İşveren, çalışanların büyük kısmına sigorta dahi yapmazken “En azından sigortam var, Allah’a şükür” der hale geldiğini söyleyen Arıkan, yaşadığı durumu şu sözlerle anlattı:
“Ben 10 yıldır dokumada çalışıyorum. Kendi işimi de yaptım fakat işler yeterli gitmeyince kapatıp maaşlı olarak fabrikaya girdim. Pandemi öncesi çalışma şartları daha insani olan fabrikada şu an köle üzere çalıştırılıyoruz. Kimi vakit 15 saate kadar iş yapıyoruz. Ancak bırakın fazla mesai fiyatını minimum fiyat bile alamıyoruz. Banka kartımız patronda duruyor. Hesaba yatırdığı minimum fiyatı kendisi çekip bize elden eksik veriyor.”
‘BİZDE ARTIRIM PATRONUN İNSAFIDIR’
Arıkan, “Bu duruma itiraz etmiyor musunuz?” sorusuna, “Nasıl itiraz edelim. Bizi işten çıkardığı an 2 dakika içinde yeni biri daha gelir. O kadar çok işsiz var ki. Ben de mesken geçindiriyorum. Akmıyor fakat damlıyor işte. Yani bu minimum fiyatın artması en azından bizi ilgilendirmiyor. Bizde artırım patronun insafıdır” karşılığı verdi.
‘ASGARİ FİYAT TALEP ETTİM, BAHŞİŞLERLE TAMAMLANIR DEDİLER’

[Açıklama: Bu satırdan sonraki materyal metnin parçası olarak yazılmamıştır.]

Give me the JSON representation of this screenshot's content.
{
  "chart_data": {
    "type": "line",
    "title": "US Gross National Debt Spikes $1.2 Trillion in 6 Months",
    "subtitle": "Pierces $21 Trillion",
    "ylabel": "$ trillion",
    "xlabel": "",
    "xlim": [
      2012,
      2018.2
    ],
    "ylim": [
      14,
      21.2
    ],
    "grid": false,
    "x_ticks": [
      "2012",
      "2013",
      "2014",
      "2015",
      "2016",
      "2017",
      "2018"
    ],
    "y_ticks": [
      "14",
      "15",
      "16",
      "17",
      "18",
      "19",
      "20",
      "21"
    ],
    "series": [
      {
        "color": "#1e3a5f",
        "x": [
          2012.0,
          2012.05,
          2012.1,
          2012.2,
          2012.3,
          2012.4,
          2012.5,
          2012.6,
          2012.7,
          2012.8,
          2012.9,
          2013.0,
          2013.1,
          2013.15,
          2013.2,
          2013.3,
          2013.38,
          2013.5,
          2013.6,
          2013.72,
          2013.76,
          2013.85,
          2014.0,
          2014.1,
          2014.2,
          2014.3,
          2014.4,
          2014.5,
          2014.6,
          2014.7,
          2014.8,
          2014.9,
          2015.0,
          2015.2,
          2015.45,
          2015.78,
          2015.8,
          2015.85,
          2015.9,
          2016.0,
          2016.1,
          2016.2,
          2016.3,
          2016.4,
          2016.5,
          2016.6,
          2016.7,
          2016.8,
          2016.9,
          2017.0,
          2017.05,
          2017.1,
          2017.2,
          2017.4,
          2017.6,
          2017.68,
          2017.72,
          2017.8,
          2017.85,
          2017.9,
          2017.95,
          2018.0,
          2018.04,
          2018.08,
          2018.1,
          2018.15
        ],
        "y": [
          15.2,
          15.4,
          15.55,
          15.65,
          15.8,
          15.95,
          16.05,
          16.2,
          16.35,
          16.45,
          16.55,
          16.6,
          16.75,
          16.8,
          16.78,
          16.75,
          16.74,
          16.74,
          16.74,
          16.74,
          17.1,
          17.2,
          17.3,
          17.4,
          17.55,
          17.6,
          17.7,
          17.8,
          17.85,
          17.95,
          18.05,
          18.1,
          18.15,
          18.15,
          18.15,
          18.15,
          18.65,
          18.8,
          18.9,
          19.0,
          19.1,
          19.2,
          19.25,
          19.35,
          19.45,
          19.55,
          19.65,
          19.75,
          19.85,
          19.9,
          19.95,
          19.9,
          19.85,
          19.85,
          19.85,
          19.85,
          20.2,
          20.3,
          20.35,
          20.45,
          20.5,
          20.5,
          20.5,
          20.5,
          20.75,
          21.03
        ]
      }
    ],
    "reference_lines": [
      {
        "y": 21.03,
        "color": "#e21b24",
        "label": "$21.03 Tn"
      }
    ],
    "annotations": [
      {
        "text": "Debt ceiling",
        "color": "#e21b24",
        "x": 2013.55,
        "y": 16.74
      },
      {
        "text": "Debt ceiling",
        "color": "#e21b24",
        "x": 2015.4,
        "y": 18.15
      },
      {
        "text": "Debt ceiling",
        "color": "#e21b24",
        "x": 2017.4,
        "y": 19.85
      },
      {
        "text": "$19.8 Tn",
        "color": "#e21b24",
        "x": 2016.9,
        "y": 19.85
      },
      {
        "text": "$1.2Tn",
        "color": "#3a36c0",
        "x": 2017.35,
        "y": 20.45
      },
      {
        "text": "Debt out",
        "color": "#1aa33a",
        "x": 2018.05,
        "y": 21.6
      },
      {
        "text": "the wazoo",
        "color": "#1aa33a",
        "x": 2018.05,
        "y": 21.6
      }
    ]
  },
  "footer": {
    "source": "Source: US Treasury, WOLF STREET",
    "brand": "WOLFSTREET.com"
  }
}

Bir kafede garson olarak çalışan 29 yaşındaki Erol Taşçı da sigortası taban fiyattan yatan lakin minimum fiyat alamayan çalışanlardan bir oburu. Turizm ve Otelcilik mezunu olan Taşçı, kendi bölümünde iş bulamayınca garson olarak çalışmaya başladığını anlattı. Maaşının 3 bin 500 TL olduğunu, lakin bahşişler ile taban fiyat fiyatına ulaştığını tabir eden Taşçı, “Hesap kartlarımız işverende. Onlar her ay maaşı yatırıp çekiyor. Aldığımız üç kuruş para bize neredeyse 5 kesimde ödeniyor birden fazla vakit. Madem her ay yatıracak para var, öde bize diyoruz. “O paranın yeri var” karşılığını alıyoruz. İşe birinci girdiğimde 3 bin 200 alıyordum. O vakit minimum fiyat 4 bin 253 TL’ydi. Ben minimum fiyat talep edince, ‘bahşişlerle taban fiyata ulaşır işte maaşın” diyorlardı. Fakat iş yok, çalışıyoruz işte” biçiminde konuştu.
‘KEŞKE BEN DE YURTDIŞINA GİDEBİLSEM’
Taşçı, “Asgari fiyat artık 5 bin 500 lira olmuş. Lakin ben esasen evvelki taban fiyatı de alamıyorum. O yüzden ilgimi çekmedi” diyerek şunları söyledi:
“Bizi bu hak gaspından kurtaracak olan devlet. Lakin hiçbir şey yapılmıyor. Keşke benim de yurtdışı imkanım olsa da gitsem. Üniversiteden mezun oldum, 4 yıl okudum. Aldığım maaş, yaptığım iş ortada.”
‘DENETİMLER ARTIRILMALI’
Asgari fiyatın açlık hududunun altında olduğuna vurgu yapan Birleşik Kamu İş Konfederasyonu Lideri Mehmet Balık, minimum fiyattan dahi düşük fiyat ödenen emekçiler için kontrollerin artırılması gerektiğini söyledi. Balık, “Asgari fiyatı yükseltirken bir yandan da işyeri kontrollerini artırıp yaptırımları caydırıcı kılmak gerekiyor. Yoksa bu biçimde düşük fiyatlara çalışmaya devam eden personel çok olacak” ihtarında bulundu.
*İsimler emekçilerin isteği üzerine değiştirildi.